Ils sont tous agents de l’Etat et enlevés depuis plusieurs mois. Parmi ces trois fonctionnaires, deux ont trouvé la mort d’après les informations recueillies. C’est dans le cadre d’une série de reportages et documentaires sur la situation au nord et au centre du pays, que Sahelien.com a pu rencontrer le troisième otage.
Le commandant de brigade de Guiré, Mamadou Diawara et le président du tribunal d’instance de Niono, Soungalo Koné, enlevés respectivement en octobre et novembre 2017 seraient « décédés des suites de maladie » a indiqué à notre reporter, un des ravisseurs se réclamant de la Katiba du Macina.
Après plusieurs tentatives et avec l’aide d’un fixeur, un rendez-vous a été obtenu, le 25 janvier dernier avec des membres du groupe qui détient ces fonctionnaires maliens.
Une des conditions pour pouvoir les rencontrer est que notre correspondant accepte d’avoir les yeux bandés durant le trajet. Le lieu, non plus, n’a pas été révélé. Après plusieurs heures de route, le point de rencontre se trouve être une zone relativement boisée. Une heure plus tard, un pick-up est arrivé avec à son bord, cinq hommes et l’otage Makan Doumbia. Sur place, ils ont installé ce dernier et mis derrière lui, un tissu de camouflage. Parmi les ravisseurs, un qui semble être leur chef s’est adressé en langue peulh à notre reporter en ces termes : « ne pose pas plus de trois questions ».

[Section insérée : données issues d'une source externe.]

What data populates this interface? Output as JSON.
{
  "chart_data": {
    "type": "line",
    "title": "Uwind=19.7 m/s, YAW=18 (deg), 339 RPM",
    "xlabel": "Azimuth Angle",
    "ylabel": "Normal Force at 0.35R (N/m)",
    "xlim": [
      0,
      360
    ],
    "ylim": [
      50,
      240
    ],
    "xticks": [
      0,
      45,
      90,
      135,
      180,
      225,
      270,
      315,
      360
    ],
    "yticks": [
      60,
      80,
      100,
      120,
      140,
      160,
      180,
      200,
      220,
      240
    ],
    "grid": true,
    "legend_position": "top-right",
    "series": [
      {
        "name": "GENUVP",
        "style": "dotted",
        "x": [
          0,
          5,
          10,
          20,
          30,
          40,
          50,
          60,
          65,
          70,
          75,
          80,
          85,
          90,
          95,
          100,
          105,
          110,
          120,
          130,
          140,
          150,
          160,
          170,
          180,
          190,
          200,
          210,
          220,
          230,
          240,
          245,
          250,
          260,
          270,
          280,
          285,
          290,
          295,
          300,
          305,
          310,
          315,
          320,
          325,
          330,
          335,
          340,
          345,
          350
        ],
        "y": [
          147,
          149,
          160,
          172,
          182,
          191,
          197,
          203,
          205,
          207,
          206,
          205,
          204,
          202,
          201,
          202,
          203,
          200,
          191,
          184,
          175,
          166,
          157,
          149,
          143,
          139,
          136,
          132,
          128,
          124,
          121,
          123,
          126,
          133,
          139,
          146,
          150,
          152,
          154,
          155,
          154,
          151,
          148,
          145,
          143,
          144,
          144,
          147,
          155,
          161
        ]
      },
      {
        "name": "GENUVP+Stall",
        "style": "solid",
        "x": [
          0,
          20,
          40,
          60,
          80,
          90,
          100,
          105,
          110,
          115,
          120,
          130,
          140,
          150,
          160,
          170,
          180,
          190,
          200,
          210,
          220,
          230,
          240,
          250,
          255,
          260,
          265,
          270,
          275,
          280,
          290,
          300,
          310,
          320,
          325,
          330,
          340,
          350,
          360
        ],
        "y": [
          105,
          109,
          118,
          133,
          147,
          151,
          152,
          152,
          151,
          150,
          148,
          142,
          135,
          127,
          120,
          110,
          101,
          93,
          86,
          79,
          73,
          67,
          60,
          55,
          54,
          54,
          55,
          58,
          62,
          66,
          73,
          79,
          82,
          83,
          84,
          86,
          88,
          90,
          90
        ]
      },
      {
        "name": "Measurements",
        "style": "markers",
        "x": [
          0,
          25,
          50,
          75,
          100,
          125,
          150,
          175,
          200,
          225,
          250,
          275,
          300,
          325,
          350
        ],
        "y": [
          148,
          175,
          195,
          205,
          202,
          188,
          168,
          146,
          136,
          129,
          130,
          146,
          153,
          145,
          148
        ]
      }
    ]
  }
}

Enturbanné, barbe blanche, affaibli, M. Doumbia raconte ses conditions de détention : « quand on m’a pris, j’avais eu peur pour ma vie. Je pensais que je ne verrai plus des jours comme aujourd’hui, mais Dieu merci, quand on m’a amené, on m’a petit à petit rassuré. La couverture sur laquelle je suis assis, c’est le mouvement qui me l’a donnée pour me protéger contre le froid. Même sous la couverture, je grelotte à cause du froid. Je remercie le mouvement pour cela. Pour beaucoup de gens, le prisonnier n’a pas de droit, mais ce n’est pas le cas ici. »
Et de lancer un appel à sa famille : « je regrette beaucoup ce qui m’est arrivé, je n’avais pas souhaité ma vie comme ça. Je dis à mes femmes d’avoir beaucoup de courage. C’est en service public que j’ai été capturé. Je dis à mes enfants d’avoir beaucoup de courage surtout les trois premiers qui sont un peu plus grands de prendre soin de leur petit frère ».
Après la rencontre, nous avons cherché à avoir des nouvelles des autres otages à savoir le commandant de brigade de Guiré, Mamadou Diawara et le président du tribunal d’instance de Niono, Soungalo Koné. « Les trois otages étaient tous détenus dans le même lieu, mais les deux autres sont décédés des suites de maladie. Le CB de Guiré est mort, il y a deux mois de cela et le juge de Niono quelques jours plus tôt (avant l’entretien, ndlr) », a répondu l’un des membres du groupe sans plus de détails. A la fin de la rencontre, le fixeur et notre journaliste (les yeux bandés) sont partis en les laissant sur place.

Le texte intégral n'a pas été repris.